A magistrada Simone Gastesi Chevrand, da 6ª Vara Empresarial da Capital, indeferiu o pedido de reconsideração protocolado pelo Club de Regatas Vasco da Gama. Com a determinação, Pedro Paulo de Oliveira, o Pedrinho, permanece afastado da presidência da SAF. A medida preenche a vacância deixada pela interventora anterior, que deixou a função sob a justificativa de não encontrar condições de segurança pessoal para desempenhar suas atividades.
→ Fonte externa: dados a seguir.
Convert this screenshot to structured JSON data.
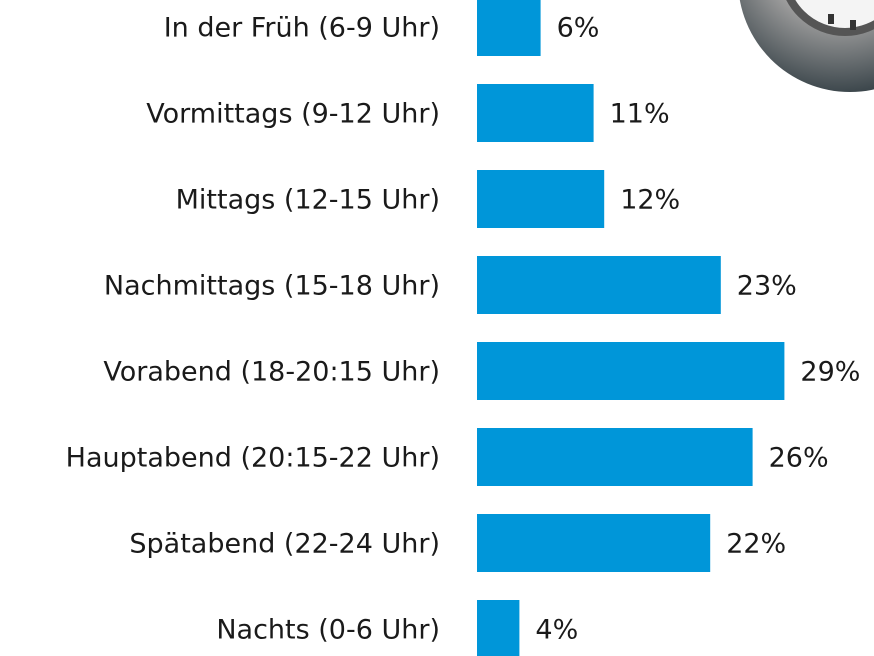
{
  "chart_data": {
    "type": "bar",
    "orientation": "horizontal",
    "categories": [
      "In der Früh (6-9 Uhr)",
      "Vormittags (9-12 Uhr)",
      "Mittags (12-15 Uhr)",
      "Nachmittags (15-18 Uhr)",
      "Vorabend (18-20:15 Uhr)",
      "Hauptabend (20:15-22 Uhr)",
      "Spätabend (22-24 Uhr)",
      "Nachts (0-6 Uhr)"
    ],
    "values": [
      6,
      11,
      12,
      23,
      29,
      26,
      22,
      4
    ],
    "value_labels": [
      "6%",
      "11%",
      "12%",
      "23%",
      "29%",
      "26%",
      "22%",
      "4%"
    ],
    "color": "#0096d9"
  }
}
Além da substituição na cúpula administrativa, a decisão sustenta o afastamento cautelar de três integrantes do Conselho de Administração. A juíza também resolveu o impasse sobre a jurisdição do caso: ao reafirmar a competência da Justiça Estadual para fiscalizar o processo de recuperação judicial, o tribunal afastou a tese de que o litígio deveria ser resolvido obrigatoriamente por meio de um Tribunal Arbitral.
Qual seria o horizonte para a gestão? Segundo o texto da sentença, o interventor tem metas claras. Sua atuação deve ser orientada para devolver o comando aos dirigentes eleitos pelo clube ou, caso seja necessário, tomar as providências formais para a convocação de uma nova assembleia deliberativa que defina a futura administração.
Apesar da intervenção, a venda das ações da SAF a possíveis novos investidores segue como uma alternativa legítima e sem entraves jurídicos. Na visão da magistrada, a presença de gestores isentos e o compromisso com a transparência processual são fatores que conferem maior segurança ao mercado. A estratégia visa não apenas atrair capital, mas também assegurar que o projeto de recuperação judicial mantenha sua viabilidade econômica a longo prazo.